Reasons for joining the Peace Corps vary. Spory, who was accepted into law school at the same time she received her assignment for the Peace Corps, said it wasn’t just the lack of jobs that accompanied a history degree that swayed her.

“I thought I should give back, and I didn’t really want to join the military,” she said. “I knew if I got accepted to law school, I could probably get accepted again. But I knew if I turned down the Peace Corps, I wouldn’t get that chance again.”

For Nappi, a lighthearted marriage proposal and uncertainty about her major drew her to the application process.

With graduation looming during her senior year in, Nappi was, like most graduates, unsure of her future. After spending the prior summer in Spain, Nappi began to reconsider her chosen career path.

“I thought I was going to be the next Katie Couric,” said Nappi. “But then I went to Spain. After I got back, a friend said, ‘Let’s just get married and join the Peace Corps.’”

While Nappi didn’t marry her Peace Corps muse, the joke planted a seed in her mind. After doing some research, Nappi discovered the Peace Corps’ Master’s International program. She applied and spent the next year completing graduate course work at Rutgers University-Camden before beginning her 27-month commitment to the Peace Corps in Paraguay. There, Nappi worked in the municipal services development sector, helping citizens understand their civic duties in a country that had previously been under dictatorship.

“It takes years to get work done,” Nappi said. “But it was a good amount of time to really integrate into the community. Success is when they really know you and really have to trust you.”


Now a program officer for the Carter Center’s Democracy Program in Khartoum, Sudan, 2005 Temple alumnus Douglas Smith said the 27-month commitment the Peace

Corps requires is an adequate amount of time to establish progress, but some people he met while volunteering in Mongolia wanted Peace Corps service members to stay for five years.

“That’s a little extreme,” Smith said. “But the amount of time spent nears not enough. You spend the first year planting and harvesting that trust, and it takes a lot of time to get used to the rhythm in community grassroots efforts.”

For Spory, timing and gaining trust was crucial to her work in Honduras as a female agribusiness extension agent working with farmers who were constantly losing money off selling their crops.

“Women worked in the field, but women certainly didn’t attend business meetings,” she said.

But there was Spory, an American woman wearing a denim skirt, giving financial advice to men – many of whom were illiterate.

“Sure enough, some things would work, and people would say [to others], ‘Hey, you should try this,’” Spory said.
It was finally winning over a particularly resistant farmer that highlighted Spory’s time in Honduras.
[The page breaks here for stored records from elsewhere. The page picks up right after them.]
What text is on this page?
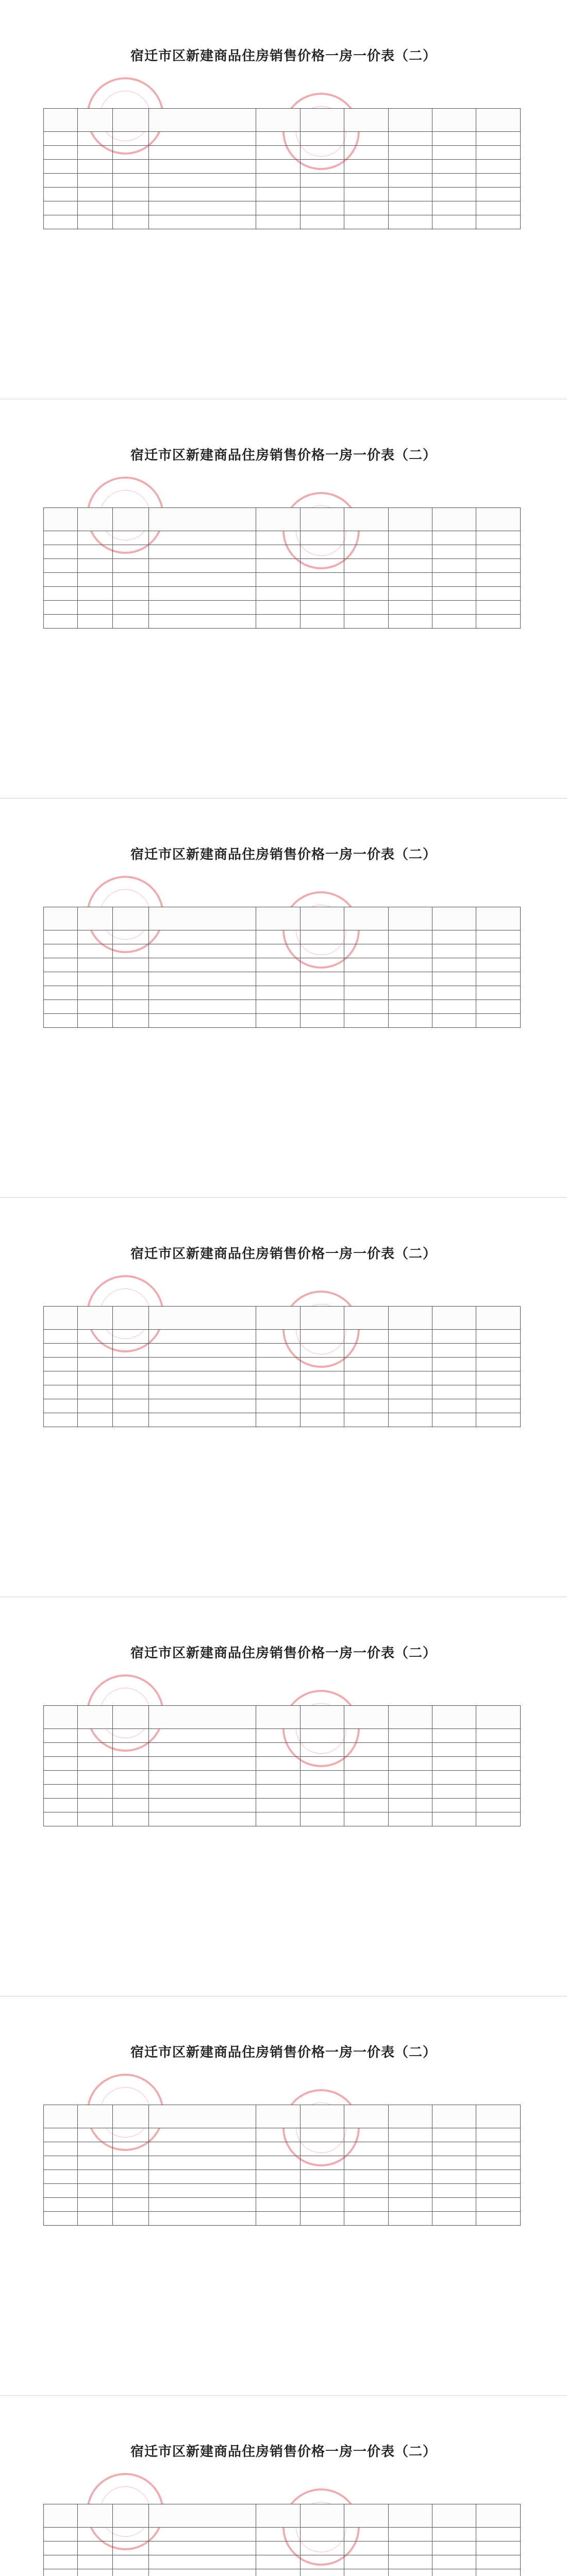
宿迁市区新建商品住房销售价格一房一价表（二）

宿迁市区新建商品住房销售价格一房一价表（二）

宿迁市区新建商品住房销售价格一房一价表（二）

宿迁市区新建商品住房销售价格一房一价表（二）

宿迁市区新建商品住房销售价格一房一价表（二）

宿迁市区新建商品住房销售价格一房一价表（二）

宿迁市区新建商品住房销售价格一房一价表（二）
“I finally got him on board,” Spory said. “He came back after a few months because he was able to buy his children shoes for the first time. And that was a moment for him and a moment for me and the program.”


Nappi experienced moments similar to Spory’s.

“When I was leaving, all these people were crying while saying ‘Bye,’ to me,” Nappi recalled. “It just showed  how much they appreciated you willing to come and live amongst them. They see it as something positive about the American people, which is one of the goals of the Peace Corps.”

But it was time and money that drew Nappi back to the states after her tearful goodbye in Paraguay and traveling throughout South America.

At the time of Nappi’s service, the Peace Corps paid volunteers roughly $6,000 – the pay is now $7,425 – but after taxes and a one-year health insurance for her first year after the Peace Corps, Nappi was left with approximately $4,200. Though she now lives with her parents and began working for the Environmental Protection Agency in June, she said she wouldn’t trade her experiences for being on her own right away.


Though Smith spent an additional year in Mongolia on top of his required commitment, he said it wasn’t particularly difficult to return to the U.S.

“America’s very easy,” he said, adding that keeping busy by going straight to George Washington University to study international affairs probably eased his transition. “It doesn’t take that much convincing to get used to cold beer and football on Sunday.”

However, Smith noted that for some friends, reverting back to their previous lives wasn’t always easy. Even Spory said it took time for her to re-adjust to the pace of stateside living.

“You have all these experiences, and then you get, ‘Hey, let me tell you about my softball team,’” she said, noting that living in Washington D.C. near other Peace Corps volunteers helped her re-adapt. “You’d gotten to a much slower pace of life. People seemed to be in such a hurry and didn’t have time to sit and pull a chair out on the porch and talk about nothing while drinking your coffee.”

Now an elementary school teacher in Las Vegas, Spory is the mother of one and said she would highly encourage her daughter to join the Peace Corps when she is of age.
“I would heartily recommend it to her,” she said, adding that she might consider doing it again herself one day. “It used to say on the packet, ‘It’s the toughest job you’ll ever love,’ and it’s true. But there’s not a day that goes by that I don’t use something from my experiences.”